Training Data: - Translate 5 English paraphrase datasets (MNLI, SentenceCompression, etc., totaling ~600k pairs) into 22 languages using NLLB 3.3B. - Leverage multilingual parallel paraphrase data to construct both paraphrase pairs and parallel pairs simultaneously.

Key Experimental Results

Main Results

Results based on LaBSE (23 languages):

Monolingual Tasks:

Model Config STS ↑ STR ↑ Classification ↑
LaBSE Original 76.7 69.2 82.7
Full_mc (Best Monolithic) 80.0 75.4 86.0
Mod_mc-jt (Ours) 83.9 79.0 86.4

Cross-Lingual Tasks:

Model Config STS ↑ Classification ↑ FLORES Mining ↓ Tatoeba Mining ↓
LaBSE Original 74.5 83.6 0.14 3.87
Full_c (Best Cross-Lingual Monolithic) 77.8 85.3 0.20 4.00
Mod_mc-jt (Ours) 81.4 86.7 0.10 3.12

Alignment Metrics: - Language Bias (lower is better): Mod_mc-jt achieves 0.49 on STSB (vs. Full_mc 0.53) and 0.65 on SICK (vs. 0.64). - RSIM (higher is better): Mod_mc-jt reaches 0.79 (vs.

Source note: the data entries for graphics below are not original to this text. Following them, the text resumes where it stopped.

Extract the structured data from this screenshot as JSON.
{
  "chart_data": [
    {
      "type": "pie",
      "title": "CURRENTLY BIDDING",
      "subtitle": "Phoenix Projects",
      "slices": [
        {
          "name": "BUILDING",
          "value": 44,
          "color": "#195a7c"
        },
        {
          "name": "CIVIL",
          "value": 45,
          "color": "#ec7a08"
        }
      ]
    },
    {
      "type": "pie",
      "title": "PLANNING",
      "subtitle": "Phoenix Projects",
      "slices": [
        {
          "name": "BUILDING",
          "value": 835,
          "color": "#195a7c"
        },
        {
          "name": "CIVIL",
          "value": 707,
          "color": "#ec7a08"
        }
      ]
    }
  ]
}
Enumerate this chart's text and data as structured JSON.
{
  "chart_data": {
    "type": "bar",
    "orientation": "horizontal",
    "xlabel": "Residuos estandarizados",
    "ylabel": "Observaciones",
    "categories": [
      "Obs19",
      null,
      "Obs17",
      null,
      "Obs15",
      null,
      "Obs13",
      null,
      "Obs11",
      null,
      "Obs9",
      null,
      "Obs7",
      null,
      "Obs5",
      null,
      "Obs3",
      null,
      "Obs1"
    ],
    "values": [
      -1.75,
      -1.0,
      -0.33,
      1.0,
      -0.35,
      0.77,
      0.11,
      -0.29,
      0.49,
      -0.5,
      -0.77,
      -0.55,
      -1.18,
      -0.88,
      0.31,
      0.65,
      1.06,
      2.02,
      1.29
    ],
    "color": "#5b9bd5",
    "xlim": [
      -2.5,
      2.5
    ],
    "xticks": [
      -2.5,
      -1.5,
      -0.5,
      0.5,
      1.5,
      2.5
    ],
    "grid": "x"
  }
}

Full_mc 0.77).

Key Findings

  • Substantial Improvement in Monolingual Performance: The modular scheme improves by 3.9 percentage points over the strongest monolithic model on STS (83.9 vs. 80.0).
  • Comprehensive Cross-Lingual Superiority: Achieves SOTA simultaneously in STS, classification, and bitext mining, resolving the trade-offs between tasks.
  • Low-Resource Languages Benefit Most: Language-specific modules effectively alleviate CoM.
  • MT Data is Effective: High-quality training is achievable using only machine-translated paraphrase data.
  • Alternating Paraphrase and Parallel Training for CLA is Optimal: Using only paraphrases (Mod_mc-pp) performs poorly on bitext mining, while using only parallel data (Mod_mc-pl) performs poorly on STS.
  • Equally Effective on mE5: The modular scheme brings consistent improvements on the mE5 base as well.

Highlights & Insights

  • Clearly decomposes multiple conflicts in MSE training: monolingual vs. cross-lingual, STS vs. bitext mining vs. classification.
  • Elegantly resolves conflicts through parameter isolation (modularity), where each module focuses on a single responsibility.
  • The bilingual alignment strategy with English as the pivot is simple and effective, avoiding the training overhead of \(N^2\) language pairs.
  • Demonstrates that MT data can fully replace human-annotated paraphrase data for MSE training, substantially lowering data acquisition costs.
  • Combining FOCUS embedding initialization and LoRA makes language adaptation both parameter-efficient and sample-economical.

Limitations & Future Work

  • The language adaptation step (tokenizer training + MLM continuing training) requires computational resources for each language, incurring costs when scaling to hundreds of languages.
  • Inferencing requires knowing the input language to activate the corresponding module (can be solved via language identification but increases latency).
  • Validated only on LaBSE and mE5-base; larger models (e.g., mE5-large) have not been tested.
  • CLA relies solely on English as a pivot, introducing a strong dependency on the quality of English embeddings.
  • The batch ratio of alternating training (paraphrase vs. parallel) was not systematically tuned.
  • Multilingual Sentence Encoding: LaBSE (Feng et al., 2022), mE5 (Wang et al., 2024), LASER3 (Heffernan et al., 2022)
  • Alleviating the Curse of Multilinguality: Language adapters (Pfeiffer et al., 2020, 2021), FOCUS (Dobler & de Melo, 2023)
  • Parameter-Efficient Fine-Tuning: LoRA (Hu et al., 2022), Parallel Adapter (He et al., 2022)
  • Contrastive Learning for Sentence Embeddings: SimCSE (Gao et al., 2021), mSimCSE (Wang et al., 2022)
  • Cross-Lingual Alignment: Reimers & Gurevych (2020), Artetxe & Schwenk (2019)

Rating

  • Novelty: ⭐⭐⭐⭐ — First to systematically utilize a modular approach to resolve both CoM and task-related trade-offs in MSE.
  • Technical Depth: ⭐⭐⭐⭐ — Rigorous three-step modular design, with each step backed by clear motivation and experimental validation.
  • Experimental Thoroughness: ⭐⭐⭐⭐⭐ — Highly comprehensive, spanning 4 tasks \(\times\) 23 languages \(\times\) 2 bases \(\times\) multiple variant comparisons.
  • Clarity: ⭐⭐⭐⭐ — Well-structured, supported by clear diagrams, and follows a systematic naming convention for model variants.
  • Impact: ⭐⭐⭐⭐ — Offers direct guidance to the multilingual NLP community with a generalizable scheme.